De Nora punta sulle batterie, e chiude un accordo sulle tecnologie del litio.
Industrie De Nora annuncia infatti la firma di una partnership strategica con Reed advanced materials (Ram).
De Nora è una multinazionale italiana specializzata in elettrochimica, in particolare nelle tecnologie sostenibili e nell’industria dell’idrogeno verde. Ram – joint venture partecipata al 70% da Neometals Ltd, pioniere nelle soluzioni sostenibili per la lavorazione del litio, e al 30% da Mineral resources limited, leader globale nel settore minerario – è una società specializzata nello sviluppo di materiali avanzati per batterie e tecnologie sostenibili dedicate alla raffinazione del litio.
Nell’ambito dell’accordo le due società collaboreranno all’integrazione dei sistemi di elettrolisi di De Nora nel processo Elio (Electrolytic lithium) sviluppato da Ram. Il processo Elio è progettato per trasformare salamoie di cloruro di litio in idrossido di litio o carbonato di litio di qualità battery-grade, destinati a veicoli elettrici e sistemi di accumulo energetico.
De Nora supporterà la scalabilità industriale del processo Elio e l’integrazione della tecnologia di elettrolisi nelle operazioni di raffinazione del litio, sia esistenti sia di nuova realizzazione. La soluzione – viene spiegato – soddisfa “i principi di circolarità e consentirà la riduzione del consumo di acqua e dei reagenti chimici rispetto ai processi tradizionali con conseguente diminuzione dell’impronta carbonica“.
La collaborazione valorizza quindi “il know how e la soluzione di elettrolisi avanzata di De Nora come elementi abilitanti e centrali del processo Elio”. E’ un accordo che “consolida il posizionamento di De Nora come partner industriale chiave lungo l’intera catena del valore del litio e, al contempo, favorisce l’avanzamento del Technology readiness level (Trl) del processo Elio”. L’obiettivo è validare l’operatività continuativa del processo su scala pilota, in condizioni industriali reali, in un sito in Argentina della multinazionale Rio Tinto, uno dei principali attori globali nell’estrazione e raffinazione del litio.
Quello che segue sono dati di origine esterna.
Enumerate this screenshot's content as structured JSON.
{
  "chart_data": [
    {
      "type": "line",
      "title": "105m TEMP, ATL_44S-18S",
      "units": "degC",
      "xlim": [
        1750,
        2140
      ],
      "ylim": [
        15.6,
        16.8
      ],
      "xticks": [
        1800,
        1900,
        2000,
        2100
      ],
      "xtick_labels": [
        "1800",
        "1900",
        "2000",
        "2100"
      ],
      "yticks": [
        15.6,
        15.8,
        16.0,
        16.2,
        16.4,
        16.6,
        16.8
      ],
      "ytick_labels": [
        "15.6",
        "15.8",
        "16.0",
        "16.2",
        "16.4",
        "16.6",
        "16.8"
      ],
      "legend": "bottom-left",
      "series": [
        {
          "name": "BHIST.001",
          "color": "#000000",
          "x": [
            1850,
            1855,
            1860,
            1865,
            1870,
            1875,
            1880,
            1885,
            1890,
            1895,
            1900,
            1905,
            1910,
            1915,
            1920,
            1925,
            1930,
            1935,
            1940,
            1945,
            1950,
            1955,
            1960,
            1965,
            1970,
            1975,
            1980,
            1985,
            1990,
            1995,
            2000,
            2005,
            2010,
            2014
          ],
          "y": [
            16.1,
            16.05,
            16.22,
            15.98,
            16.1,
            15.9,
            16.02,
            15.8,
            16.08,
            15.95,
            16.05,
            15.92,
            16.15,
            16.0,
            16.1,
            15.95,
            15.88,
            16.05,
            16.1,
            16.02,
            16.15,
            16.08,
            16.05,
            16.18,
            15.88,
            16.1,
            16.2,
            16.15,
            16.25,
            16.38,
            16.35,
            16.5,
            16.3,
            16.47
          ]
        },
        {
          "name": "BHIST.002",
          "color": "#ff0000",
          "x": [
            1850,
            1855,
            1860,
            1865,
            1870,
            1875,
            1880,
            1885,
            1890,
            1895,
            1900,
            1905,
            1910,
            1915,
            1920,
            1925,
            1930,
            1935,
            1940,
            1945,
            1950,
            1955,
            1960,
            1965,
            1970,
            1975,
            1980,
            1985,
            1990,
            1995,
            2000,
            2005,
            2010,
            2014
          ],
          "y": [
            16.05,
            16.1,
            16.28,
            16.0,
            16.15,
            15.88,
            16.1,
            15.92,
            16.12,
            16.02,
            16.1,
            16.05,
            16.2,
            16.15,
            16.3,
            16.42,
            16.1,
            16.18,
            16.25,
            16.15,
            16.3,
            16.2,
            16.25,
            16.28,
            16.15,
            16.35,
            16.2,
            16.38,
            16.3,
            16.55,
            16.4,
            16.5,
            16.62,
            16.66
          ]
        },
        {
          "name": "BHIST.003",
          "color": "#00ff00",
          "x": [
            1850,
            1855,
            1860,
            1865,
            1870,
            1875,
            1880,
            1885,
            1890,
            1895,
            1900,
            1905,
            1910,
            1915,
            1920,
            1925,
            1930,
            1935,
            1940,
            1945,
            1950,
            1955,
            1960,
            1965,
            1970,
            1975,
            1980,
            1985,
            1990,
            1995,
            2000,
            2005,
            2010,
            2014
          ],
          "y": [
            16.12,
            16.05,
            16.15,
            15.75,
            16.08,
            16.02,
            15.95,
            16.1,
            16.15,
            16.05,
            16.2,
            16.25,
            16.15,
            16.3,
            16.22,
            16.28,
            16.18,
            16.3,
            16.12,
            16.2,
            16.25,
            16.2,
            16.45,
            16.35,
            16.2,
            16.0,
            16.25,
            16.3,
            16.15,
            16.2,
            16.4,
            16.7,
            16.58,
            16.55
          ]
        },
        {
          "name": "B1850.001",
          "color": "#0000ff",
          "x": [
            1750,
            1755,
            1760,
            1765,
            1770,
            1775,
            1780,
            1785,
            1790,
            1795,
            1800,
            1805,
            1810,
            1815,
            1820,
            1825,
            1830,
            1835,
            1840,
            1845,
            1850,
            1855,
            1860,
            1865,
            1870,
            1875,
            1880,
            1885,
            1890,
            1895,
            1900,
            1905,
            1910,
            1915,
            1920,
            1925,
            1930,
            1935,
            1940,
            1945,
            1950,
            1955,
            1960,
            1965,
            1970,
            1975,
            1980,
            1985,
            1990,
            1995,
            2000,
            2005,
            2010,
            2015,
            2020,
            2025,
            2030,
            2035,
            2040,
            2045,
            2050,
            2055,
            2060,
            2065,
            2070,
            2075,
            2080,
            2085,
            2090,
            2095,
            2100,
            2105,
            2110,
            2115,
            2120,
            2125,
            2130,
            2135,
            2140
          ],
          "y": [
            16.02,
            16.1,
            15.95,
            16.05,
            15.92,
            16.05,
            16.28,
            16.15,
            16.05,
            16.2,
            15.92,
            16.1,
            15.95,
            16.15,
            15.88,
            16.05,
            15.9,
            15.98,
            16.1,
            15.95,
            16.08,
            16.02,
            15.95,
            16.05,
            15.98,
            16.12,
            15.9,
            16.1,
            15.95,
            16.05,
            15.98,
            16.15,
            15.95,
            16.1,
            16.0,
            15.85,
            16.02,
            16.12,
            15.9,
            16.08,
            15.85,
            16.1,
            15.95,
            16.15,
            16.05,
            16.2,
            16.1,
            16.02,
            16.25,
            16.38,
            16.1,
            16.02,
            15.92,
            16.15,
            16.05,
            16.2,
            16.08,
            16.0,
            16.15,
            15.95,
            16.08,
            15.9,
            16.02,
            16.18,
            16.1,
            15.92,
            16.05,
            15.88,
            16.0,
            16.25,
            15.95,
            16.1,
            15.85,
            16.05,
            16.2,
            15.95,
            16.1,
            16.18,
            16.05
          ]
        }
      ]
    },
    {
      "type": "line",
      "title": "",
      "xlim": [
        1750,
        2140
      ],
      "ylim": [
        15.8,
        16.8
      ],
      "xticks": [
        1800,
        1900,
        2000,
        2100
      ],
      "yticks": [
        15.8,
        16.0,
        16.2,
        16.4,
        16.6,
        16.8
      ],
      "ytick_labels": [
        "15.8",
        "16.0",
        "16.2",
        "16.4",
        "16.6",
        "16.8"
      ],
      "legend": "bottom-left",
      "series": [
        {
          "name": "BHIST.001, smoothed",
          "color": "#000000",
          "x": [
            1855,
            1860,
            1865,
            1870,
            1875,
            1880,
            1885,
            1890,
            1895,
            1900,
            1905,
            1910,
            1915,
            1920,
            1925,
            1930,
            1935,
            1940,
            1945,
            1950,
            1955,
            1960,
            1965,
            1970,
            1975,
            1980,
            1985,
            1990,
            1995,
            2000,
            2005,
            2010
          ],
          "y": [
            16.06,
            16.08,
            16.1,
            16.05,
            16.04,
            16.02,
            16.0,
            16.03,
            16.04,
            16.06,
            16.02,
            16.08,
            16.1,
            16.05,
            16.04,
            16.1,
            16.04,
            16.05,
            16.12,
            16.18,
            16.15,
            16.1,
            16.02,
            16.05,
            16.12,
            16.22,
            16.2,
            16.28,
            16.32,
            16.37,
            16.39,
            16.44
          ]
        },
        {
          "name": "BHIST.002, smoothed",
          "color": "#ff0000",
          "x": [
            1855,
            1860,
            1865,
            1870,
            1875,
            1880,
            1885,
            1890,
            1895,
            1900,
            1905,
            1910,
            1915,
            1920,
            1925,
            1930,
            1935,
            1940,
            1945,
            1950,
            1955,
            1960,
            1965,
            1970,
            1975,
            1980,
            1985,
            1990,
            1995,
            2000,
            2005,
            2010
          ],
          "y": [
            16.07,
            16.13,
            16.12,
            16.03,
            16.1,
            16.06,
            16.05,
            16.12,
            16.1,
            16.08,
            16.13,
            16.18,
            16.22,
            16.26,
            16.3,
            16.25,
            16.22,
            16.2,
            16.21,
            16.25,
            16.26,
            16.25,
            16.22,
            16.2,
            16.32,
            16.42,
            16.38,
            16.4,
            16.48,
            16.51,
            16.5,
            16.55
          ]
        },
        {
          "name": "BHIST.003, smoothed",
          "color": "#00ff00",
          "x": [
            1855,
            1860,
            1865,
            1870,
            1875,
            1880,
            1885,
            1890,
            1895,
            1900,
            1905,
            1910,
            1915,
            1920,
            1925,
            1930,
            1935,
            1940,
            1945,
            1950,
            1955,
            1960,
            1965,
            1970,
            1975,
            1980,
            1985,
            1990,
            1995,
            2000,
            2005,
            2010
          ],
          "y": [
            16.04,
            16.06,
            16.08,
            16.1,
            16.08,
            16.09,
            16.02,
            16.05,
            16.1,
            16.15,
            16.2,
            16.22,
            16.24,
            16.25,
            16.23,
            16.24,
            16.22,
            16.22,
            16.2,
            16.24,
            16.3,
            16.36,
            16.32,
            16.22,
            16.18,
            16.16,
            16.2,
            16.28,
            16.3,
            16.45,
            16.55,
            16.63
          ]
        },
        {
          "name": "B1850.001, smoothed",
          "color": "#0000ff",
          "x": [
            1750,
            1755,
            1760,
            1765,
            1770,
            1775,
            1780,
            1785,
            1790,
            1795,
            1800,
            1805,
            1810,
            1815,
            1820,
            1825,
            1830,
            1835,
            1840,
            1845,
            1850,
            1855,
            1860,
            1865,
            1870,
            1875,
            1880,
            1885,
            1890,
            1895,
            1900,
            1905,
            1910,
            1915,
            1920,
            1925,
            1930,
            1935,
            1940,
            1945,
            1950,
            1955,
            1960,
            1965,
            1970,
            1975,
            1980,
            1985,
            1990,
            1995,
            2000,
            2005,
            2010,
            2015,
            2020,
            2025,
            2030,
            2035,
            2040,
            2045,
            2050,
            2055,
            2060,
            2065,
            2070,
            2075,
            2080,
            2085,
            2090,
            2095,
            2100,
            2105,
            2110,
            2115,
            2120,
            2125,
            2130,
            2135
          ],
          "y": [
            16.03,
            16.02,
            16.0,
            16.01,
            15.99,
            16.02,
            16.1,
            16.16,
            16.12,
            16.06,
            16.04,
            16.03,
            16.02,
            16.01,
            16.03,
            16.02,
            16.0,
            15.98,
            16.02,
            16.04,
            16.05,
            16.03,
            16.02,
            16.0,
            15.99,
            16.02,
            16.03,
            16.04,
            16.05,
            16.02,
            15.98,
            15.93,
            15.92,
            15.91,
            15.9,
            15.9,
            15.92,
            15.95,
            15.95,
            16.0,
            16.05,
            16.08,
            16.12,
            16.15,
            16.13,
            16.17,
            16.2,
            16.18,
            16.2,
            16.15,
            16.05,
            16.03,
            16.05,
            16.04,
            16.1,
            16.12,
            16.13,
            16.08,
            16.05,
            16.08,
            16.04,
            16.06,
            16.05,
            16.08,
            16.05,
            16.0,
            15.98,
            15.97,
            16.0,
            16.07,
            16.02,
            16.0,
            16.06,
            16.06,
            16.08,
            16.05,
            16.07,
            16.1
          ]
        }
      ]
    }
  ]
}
Con questo progetto De Nora rafforza “il suo posizionamento nei processi di elettrificazione, fondamentali per una transizione energetica sostenibile dai combustibili fossili. Grazie alle sue tecnologie elettrochimiche contribuisce a una raffinazione e al riciclo del litio più sostenibili, rafforzando la resilienza della catena di approvvigionamento, sostituendo i processi tradizionali ad alto impatto ambientale”. Inoltre il processo elettrochimico favorisce “un approccio circolare, in cui idrogeno e cloro, sottoprodotti della reazione, possono essere reimmessi nella catena del valore come sostanze chimiche ad elevata purezza per un immediato riutilizzo a monte della filiera produttiva”.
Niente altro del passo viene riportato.